1 Después de esto, Jesús se marchó al otro lado del Mar de Galilea (conocido también como el Mar de Tiberias). 2 Una gran multitud le seguía, porque habían visto sus milagros de sanación. 3 Jesús subió a una colina y se sentó allí con sus discípulos. 4 Se acercaba la fecha de la fiesta judía de la Pascua. 5 Cuando Jesús levantó la vista y vio una gran multitud que venía hacia él, le preguntó a Felipe: "¿Dónde podremos conseguir suficiente pan para alimentar a todas estas personas?" 6 Pero Jesús preguntaba solamente para ver cómo respondía Felipe, porque él ya sabía lo que iba a hacer.

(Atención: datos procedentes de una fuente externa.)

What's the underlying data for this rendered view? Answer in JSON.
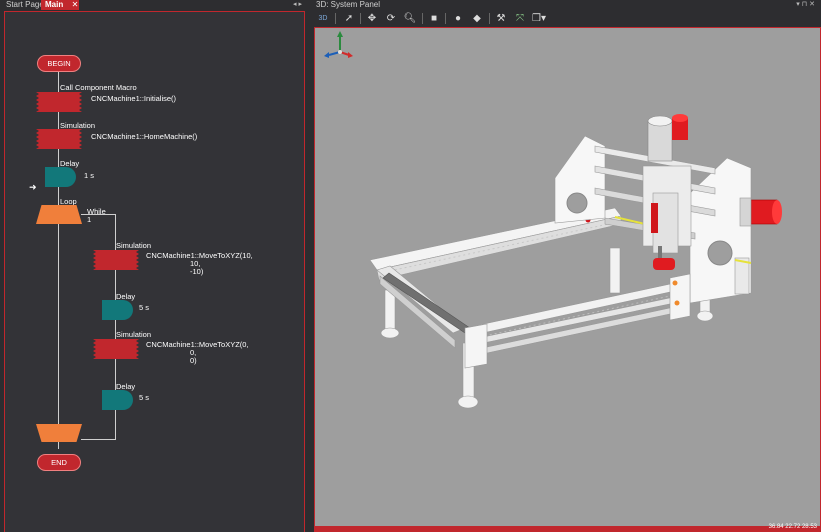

7 "Doscientas monedas de plata6:7 Literalmente, denario. Un denario equivalía al salario de un día. no alcanzarían para comprar suficiente pan y darle a todos aunque fuera un poco", respondió Felipe.
8 Uno de sus discípulos, Andrés, hermano de Simón Pedro, dijo en voz alta: 9 "Hay un niño aquí que tiene cinco panes de cebada y un par de peces, pero ¿de qué sirve eso si hay tantas personas?"
10 "Pidan a todos que se sienten", dijo Jesús. Allí había mucha hierba, así que todos se sentaron, y los hombres que estaban allí sumaban como cinco mil. 11 Jesús tomó el pan, dio gracias, y lo repartió entre las personas que estaban ahí sentadas. Luego hizo lo mismo con los peces, asegurándose de que todos recibieran tanto como querían. 12 Cuando todos estuvieron saciados, dijo a sus discípulos: "Recojan lo que sobró para que nada se desperdicie". 13 Entonces ellos recogieron todo y llenaron doce canastas con los trozos de los cinco panes que las personas habían comido. 14 Cuando la gente vio este milagro, dijeron: "De verdad este es el profeta que iba a venir al mundo".